La anciana carraspeó.

—¿Le traigo un poco de agua? —se brindó Milo.

—No se moleste, gracias. —Se pasó una mano por el cuello—. No es sed lo que tengo aquí dentro.

—¿Qué puede decirnos de las amistades de su hija?

—Nada en absoluto —repuso Beatriz Chenoweth—. Su vida privada nunca la sacaba a colación y, como le digo, yo tampoco quería conocerla. ¿Le parece impropio de una madre?

—Por supuesto que no…

—No me era indiferente, se lo aseguro. Era más bien… un mecanismo de protección. Tengo otras tres hijas y cinco nietos que me necesitan y no puedo… No podía… —De nuevo agachó la cabeza—. Todos los terapeutas a los que consultamos no dijeron que Lurlene tenía que asumir las consecuencias de sus actos.

—¿Consultaron a muchos? —pregunté.

—Ya lo creo. Primero a los de las escuelas. Luego fuimos a una clínica recomendada por el seguro y allí conocimos al doctor Singh, un buen hombre de origen indio. Nos dijo exactamente lo mismo: para cambiar, Lurlene tenía que querer cambiar. Nos recomendó a Horace y a mí unas cuantas sesiones de terapia para lidiar mejor con el problema. Le hicimos caso y nos ayudó mucho. Luego le dio un infarto y se murió. Horace, quiero decir. Al cabo de un mes traté de ponerme en contacto con el doctor Singh y me dijeron que había vuelto a la India. —Frunció el ceño—. Parece ser que estaba aquí de prácticas.

—¿No sabe de nadie con quien Lurlene se relacionara? —insistió Milo.

—Desde que escogió esa senda, no.

—¿Qué edad tenía cuando comenzó a…?

—Dieciséis. Dejó los estudios y se marchó de casa. Sólo me llamaba cuando necesitaba dinero… Era muy luchadora, teniente. Yo pensaba que podría plantar cara hasta a las dichosas drogas.

—Ésa es una lucha difícil.

—Bien que lo sé, bien que lo sé. —Los largos y huesudos dedos de la anciana se aferraron a la tela negra de su pantalón—. Pero cuando digo luchadora, lo digo en todos los sentidos de la expresión. Lurlene no podía tolerar la autoridad y se resistía porque sí. Su padre tenía que salir de casa para calmarse. Una vez pegó a su hermana pequeña con tanta fuerza que a punto estuvo de desnucárnosla. Charmayne se paso una semana con dolores en las cervicales. Llegó a un punto que, Dios me perdone, pero fue casi un alivio cuando dejó de aparecer por casa.

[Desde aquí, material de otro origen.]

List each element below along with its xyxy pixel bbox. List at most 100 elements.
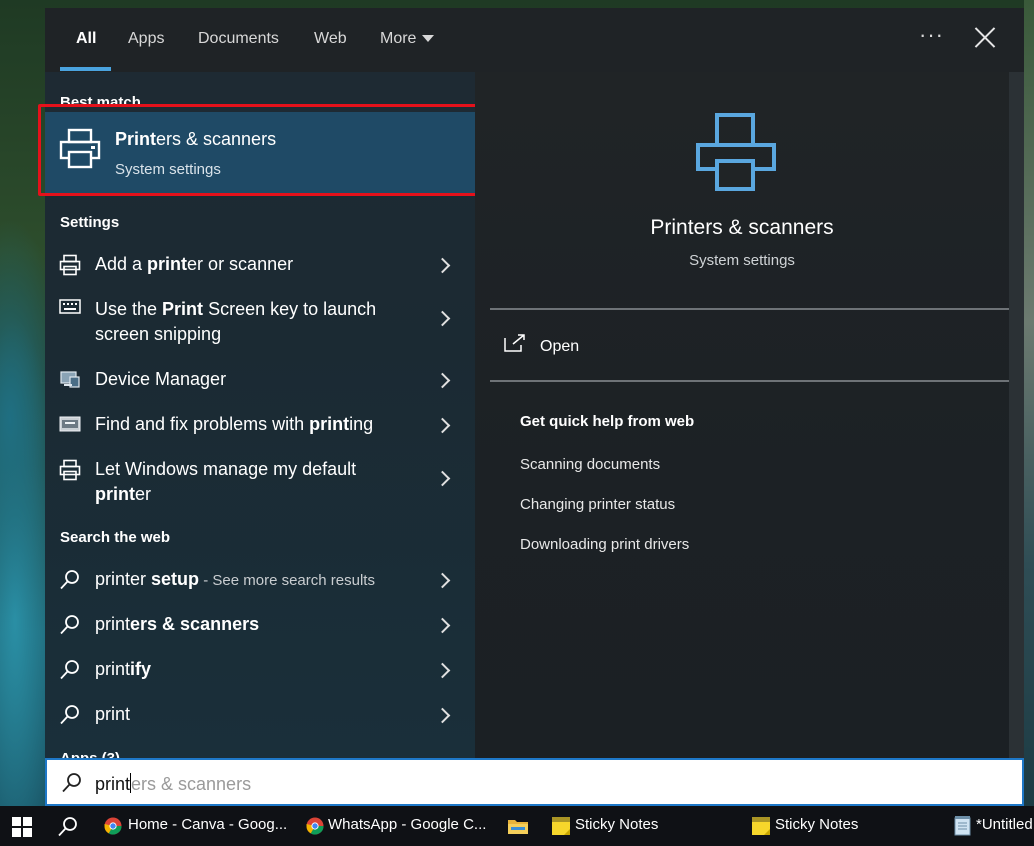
search-icon[interactable] (57, 816, 79, 838)
search-input[interactable]: printers & scanners (95, 773, 251, 795)
best-match-title-bold: Print (115, 129, 157, 149)
taskbar-app-label: Sticky Notes (775, 816, 859, 833)
search-icon (60, 570, 79, 590)
settings-item-label: Device Manager (95, 367, 415, 392)
tab-apps[interactable]: Apps (128, 30, 164, 48)
open-icon (504, 334, 525, 352)
label-text: ing (349, 414, 374, 434)
taskbar-app-sticky-notes-1[interactable]: Sticky Notes (544, 806, 738, 846)
settings-item-troubleshoot-printing[interactable]: Find and fix problems with printing (45, 404, 475, 444)
best-match-subtitle: System settings (115, 161, 221, 178)
file-explorer-icon (508, 820, 528, 834)
divider (490, 308, 1009, 310)
close-icon[interactable] (973, 26, 997, 50)
web-result-printers-scanners[interactable]: printers & scanners (45, 604, 475, 644)
taskbar-app-notepad[interactable]: *Untitled (946, 806, 1034, 846)
label-suffix: - See more search results (199, 572, 375, 589)
taskbar-app-file-explorer[interactable] (500, 806, 536, 846)
chevron-right-icon (434, 257, 451, 274)
windows-start-icon[interactable] (12, 817, 32, 837)
printer-icon (59, 459, 81, 481)
web-result-label: print (95, 702, 415, 727)
chevron-right-icon (434, 310, 451, 327)
web-result-label: printers & scanners (95, 612, 415, 637)
taskbar: Home - Canva - Goog... WhatsApp - Google… (0, 806, 1034, 846)
tab-more-label: More (380, 30, 417, 47)
annotation-highlight-box (38, 104, 480, 196)
start-search-flyout: All Apps Documents Web More ··· Best mat… (38, 8, 1024, 806)
taskbar-app-label: *Untitled (976, 816, 1033, 833)
label-match: print (309, 414, 350, 434)
help-link-print-drivers[interactable]: Downloading print drivers (520, 536, 689, 553)
sticky-notes-icon (752, 817, 770, 835)
printer-icon (696, 113, 776, 191)
chevron-right-icon (434, 572, 451, 589)
taskbar-app-whatsapp[interactable]: WhatsApp - Google C... (298, 806, 492, 846)
chevron-right-icon (434, 707, 451, 724)
device-manager-icon (60, 371, 80, 388)
taskbar-app-label: Sticky Notes (575, 816, 659, 833)
tab-documents[interactable]: Documents (198, 30, 279, 48)
chrome-icon (104, 817, 122, 835)
label-text: Add a (95, 254, 148, 274)
search-web-heading: Search the web (60, 529, 171, 546)
search-scope-tabs: All Apps Documents Web More ··· (45, 8, 1024, 72)
settings-item-label: Let Windows manage my default printer (95, 457, 415, 507)
search-icon (60, 615, 79, 635)
quick-help-heading: Get quick help from web (520, 413, 695, 430)
troubleshoot-icon (59, 416, 81, 432)
best-match-title-rest: ers & scanners (156, 129, 277, 149)
chevron-right-icon (434, 470, 451, 487)
label-text: print (95, 704, 131, 724)
desktop-wallpaper-edge (1024, 0, 1034, 806)
flyout-edge (1009, 72, 1024, 758)
label-text: printer (95, 569, 152, 589)
preview-subtitle: System settings (689, 252, 795, 269)
settings-heading: Settings (60, 214, 120, 231)
active-tab-indicator (60, 67, 111, 71)
label-text: Let Windows manage my default (95, 459, 357, 479)
settings-item-device-manager[interactable]: Device Manager (45, 359, 475, 399)
search-typed-text: print (95, 774, 131, 794)
help-link-scanning[interactable]: Scanning documents (520, 456, 660, 473)
printer-icon (59, 254, 81, 276)
printer-icon (59, 128, 101, 169)
settings-item-print-screen[interactable]: Use the Print Screen key to launch scree… (45, 289, 475, 347)
settings-item-label: Add a printer or scanner (95, 252, 415, 277)
results-pane: Best match Printers & scanners System se… (38, 72, 480, 767)
preview-pane: Printers & scanners System settings Open… (475, 72, 1009, 758)
taskbar-app-canva[interactable]: Home - Canva - Goog... (96, 806, 290, 846)
tab-all[interactable]: All (76, 30, 96, 48)
web-result-printify[interactable]: printify (45, 649, 475, 689)
settings-item-default-printer[interactable]: Let Windows manage my default printer (45, 449, 475, 507)
search-box[interactable]: printers & scanners (45, 758, 1024, 806)
chevron-right-icon (434, 417, 451, 434)
search-icon (62, 773, 81, 793)
tab-web[interactable]: Web (314, 30, 347, 48)
taskbar-app-sticky-notes-2[interactable]: Sticky Notes (744, 806, 938, 846)
label-text: er or scanner (187, 254, 294, 274)
label-match: setup (151, 569, 200, 589)
caret-down-icon (422, 35, 435, 43)
more-options-icon[interactable]: ··· (919, 22, 944, 48)
web-result-print[interactable]: print (45, 694, 475, 734)
divider (490, 380, 1009, 382)
settings-item-add-printer[interactable]: Add a printer or scanner (45, 244, 475, 284)
keyboard-icon (59, 299, 81, 314)
chevron-right-icon (434, 617, 451, 634)
search-icon (60, 705, 79, 725)
web-result-printer-setup[interactable]: printer setup - See more search results (45, 559, 475, 599)
best-match-title: Printers & scanners (115, 129, 276, 150)
open-action[interactable]: Open (490, 322, 1009, 372)
search-icon (60, 660, 79, 680)
sticky-notes-icon (552, 817, 570, 835)
tab-more[interactable]: More (380, 30, 435, 48)
label-match: ers & scanners (130, 614, 260, 634)
label-match: Print (162, 299, 204, 319)
taskbar-app-label: Home - Canva - Goog... (128, 816, 288, 833)
help-link-printer-status[interactable]: Changing printer status (520, 496, 675, 513)
label-text: Find and fix problems with (95, 414, 310, 434)
label-match: ify (130, 659, 152, 679)
search-autocomplete: ers & scanners (131, 774, 252, 794)
chrome-icon (306, 817, 324, 835)
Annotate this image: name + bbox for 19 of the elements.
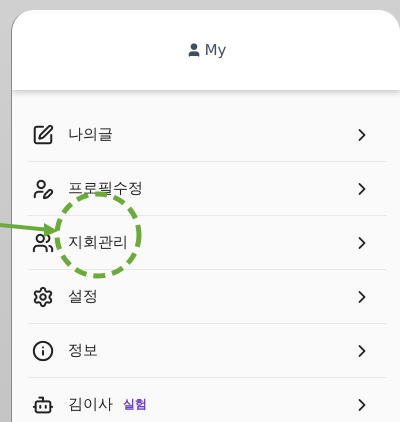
menu-item[interactable]: 나의글 (28, 108, 386, 162)
edit-icon (32, 124, 54, 146)
arrow-annotation (0, 223, 58, 237)
users-icon (32, 232, 54, 254)
menu-label: 설정 (68, 287, 98, 306)
menu-label: 김이사 (68, 395, 113, 414)
menu-label: 나의글 (68, 125, 113, 144)
user-edit-icon (32, 178, 54, 200)
robot-icon (32, 394, 54, 416)
menu-item[interactable]: 김이사 실험 (28, 378, 386, 422)
menu-item[interactable]: 정보 (28, 324, 386, 378)
info-icon (32, 340, 54, 362)
badge-label: 실험 (123, 396, 147, 413)
header-title: My (204, 41, 226, 59)
user-icon (186, 42, 202, 58)
menu-item[interactable]: 설정 (28, 270, 386, 324)
menu-label: 정보 (68, 341, 98, 360)
settings-icon (32, 286, 54, 308)
menu-label: 지회관리 (68, 233, 128, 252)
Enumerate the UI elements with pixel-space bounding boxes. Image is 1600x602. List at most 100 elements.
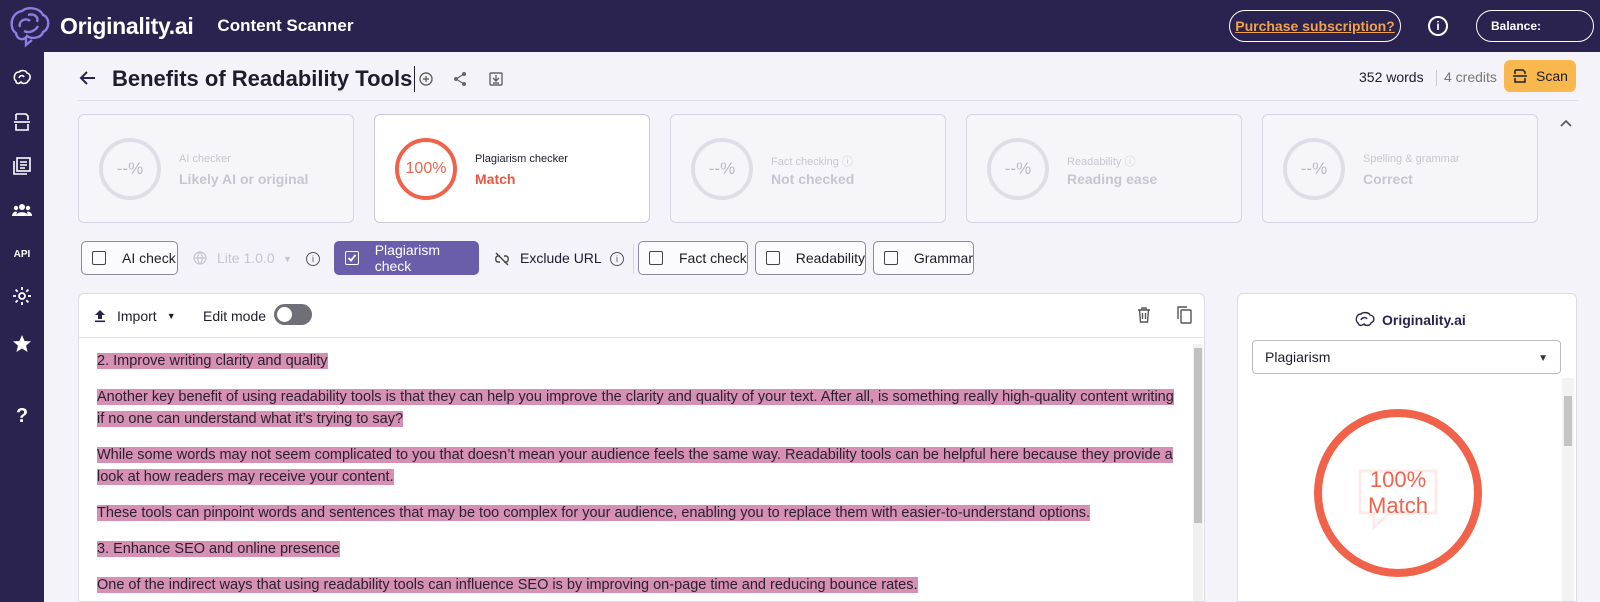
checkbox-icon: [649, 251, 663, 265]
checkbox-icon: [884, 251, 898, 265]
readability-toggle[interactable]: Readability: [755, 241, 866, 275]
add-circle-icon[interactable]: [418, 71, 434, 87]
plagiarism-highlight[interactable]: 2. Improve writing clarity and quality: [97, 353, 328, 369]
spelling-grammar-card[interactable]: --% Spelling & grammar Correct: [1262, 114, 1538, 223]
edit-mode-switch[interactable]: [274, 304, 312, 325]
checkbox-icon: [92, 251, 106, 265]
score-ring: --%: [691, 138, 753, 200]
plagiarism-checker-card[interactable]: 100% Plagiarism checker Match: [374, 114, 650, 223]
paragraph: Another key benefit of using readability…: [97, 386, 1177, 430]
sidebar: API ?: [0, 52, 44, 602]
editor-scrollbar[interactable]: [1193, 344, 1203, 601]
toggle-separator: [633, 244, 634, 274]
help-icon[interactable]: ?: [10, 404, 34, 428]
download-icon[interactable]: [488, 71, 504, 87]
brand-name: Originality.ai: [60, 12, 194, 39]
scan-icon: [1513, 69, 1528, 83]
paragraph: While some words may not seem complicate…: [97, 444, 1177, 488]
caret-down-icon: ▼: [283, 254, 292, 264]
card-value: Not checked: [771, 171, 855, 187]
plagiarism-highlight[interactable]: Another key benefit of using readability…: [97, 389, 1174, 427]
chip-label: Grammar: [913, 250, 973, 266]
card-value: Likely AI or original: [179, 171, 309, 187]
scrollbar-thumb[interactable]: [1194, 348, 1202, 523]
import-label: Import: [117, 308, 157, 324]
score-ring: 100%: [395, 138, 457, 200]
scrollbar-thumb[interactable]: [1564, 396, 1572, 446]
paragraph: 2. Improve writing clarity and quality: [97, 350, 1177, 372]
chevron-up-icon[interactable]: [1558, 116, 1574, 132]
ai-check-toggle[interactable]: AI check: [81, 241, 178, 275]
plagiarism-highlight[interactable]: 3. Enhance SEO and online presence: [97, 541, 340, 557]
text-editor: Import ▼ Edit mode 2. Improve writing cl…: [78, 293, 1205, 602]
copy-icon[interactable]: [1176, 306, 1192, 324]
back-arrow-icon[interactable]: [78, 68, 98, 88]
team-icon[interactable]: [10, 198, 34, 222]
library-icon[interactable]: [10, 154, 34, 178]
info-icon[interactable]: i: [610, 252, 624, 266]
brain-logo-icon: [1355, 311, 1375, 327]
link-off-icon: [495, 252, 509, 266]
plagiarism-check-toggle[interactable]: Plagiarism check: [334, 241, 479, 275]
results-panel: Originality.ai Plagiarism ▼ 100% Match: [1237, 293, 1577, 602]
edit-mode-label: Edit mode: [203, 308, 267, 324]
brain-icon[interactable]: [10, 66, 34, 90]
api-link[interactable]: API: [10, 242, 34, 266]
upload-icon: [95, 310, 105, 323]
card-value: Reading ease: [1067, 171, 1158, 187]
top-bar: Originality.ai Content Scanner Purchase …: [0, 0, 1600, 52]
panel-brand-name: Originality.ai: [1382, 312, 1466, 328]
chip-label: AI check: [122, 250, 176, 266]
share-icon[interactable]: [452, 71, 468, 87]
scanner-icon[interactable]: [10, 110, 34, 134]
chip-label: Fact check: [679, 250, 747, 266]
card-label: Fact checking ⓘ: [771, 156, 853, 168]
document-header: Benefits of Readability Tools 352 words …: [78, 60, 1578, 100]
chip-label: Plagiarism check: [374, 242, 441, 274]
credit-count: 4 credits: [1444, 69, 1497, 85]
caret-down-icon: ▼: [166, 311, 176, 321]
app-title: Content Scanner: [217, 16, 354, 35]
card-label: AI checker: [179, 153, 231, 165]
document-title[interactable]: Benefits of Readability Tools: [112, 66, 416, 92]
info-icon[interactable]: i: [1428, 16, 1448, 36]
plagiarism-highlight[interactable]: These tools can pinpoint words and sente…: [97, 505, 1091, 521]
panel-scrollbar[interactable]: [1562, 378, 1574, 601]
paragraph: One of the indirect ways that using read…: [97, 574, 1177, 596]
scan-button[interactable]: Scan: [1504, 60, 1576, 92]
balance-display[interactable]: Balance:: [1476, 10, 1594, 42]
purchase-subscription-button[interactable]: Purchase subscription?: [1229, 10, 1401, 42]
chip-label: Readability: [795, 250, 865, 266]
grammar-toggle[interactable]: Grammar: [873, 241, 974, 275]
score-ring: --%: [99, 138, 161, 200]
settings-icon[interactable]: [10, 284, 34, 308]
ai-checker-card[interactable]: --% AI checker Likely AI or original: [78, 114, 354, 223]
plagiarism-score-ring: 100% Match: [1314, 409, 1482, 577]
exclude-url-button[interactable]: Exclude URL: [520, 250, 602, 266]
editor-content[interactable]: 2. Improve writing clarity and quality A…: [97, 350, 1177, 601]
card-value: Correct: [1363, 171, 1413, 187]
readability-card[interactable]: --% Readability ⓘ Reading ease: [966, 114, 1242, 223]
info-icon[interactable]: i: [306, 252, 320, 266]
model-select[interactable]: Lite 1.0.0: [217, 250, 275, 266]
editor-toolbar: Import ▼ Edit mode: [79, 294, 1204, 338]
star-icon[interactable]: [10, 332, 34, 356]
plagiarism-highlight[interactable]: While some words may not seem complicate…: [97, 447, 1173, 485]
header-rule: [78, 100, 1578, 101]
trash-icon[interactable]: [1137, 307, 1151, 323]
import-button[interactable]: Import ▼: [93, 308, 176, 324]
word-count: 352 words: [1359, 69, 1424, 85]
scan-label: Scan: [1536, 68, 1568, 84]
card-label: Plagiarism checker: [475, 153, 568, 165]
result-type-select[interactable]: Plagiarism ▼: [1252, 340, 1561, 374]
fact-check-toggle[interactable]: Fact check: [638, 241, 748, 275]
card-value: Match: [475, 171, 516, 187]
score-ring: --%: [1283, 138, 1345, 200]
paragraph: 3. Enhance SEO and online presence: [97, 538, 1177, 560]
score-ring: --%: [987, 138, 1049, 200]
select-value: Plagiarism: [1265, 349, 1331, 365]
brand[interactable]: Originality.ai: [6, 3, 194, 49]
plagiarism-highlight[interactable]: One of the indirect ways that using read…: [97, 577, 918, 593]
paragraph: These tools can pinpoint words and sente…: [97, 502, 1177, 524]
fact-checking-card[interactable]: --% Fact checking ⓘ Not checked: [670, 114, 946, 223]
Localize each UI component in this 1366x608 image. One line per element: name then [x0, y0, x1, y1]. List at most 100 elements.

—La entiendo perfectamente.

—Y ahora resulta que es ella quien se la ha ganado. —Se puso en pie y se alisó los pantalones—. Voy a salir un rato a airearme, luego llamaré a sus hermanas y ya pensarán ellas qué les cuentan a sus hijos. Eso es cosa suya, yo lo único que quiero es disfrutar de mis nietos… Me disculparán si no les acompaño hasta la puerta.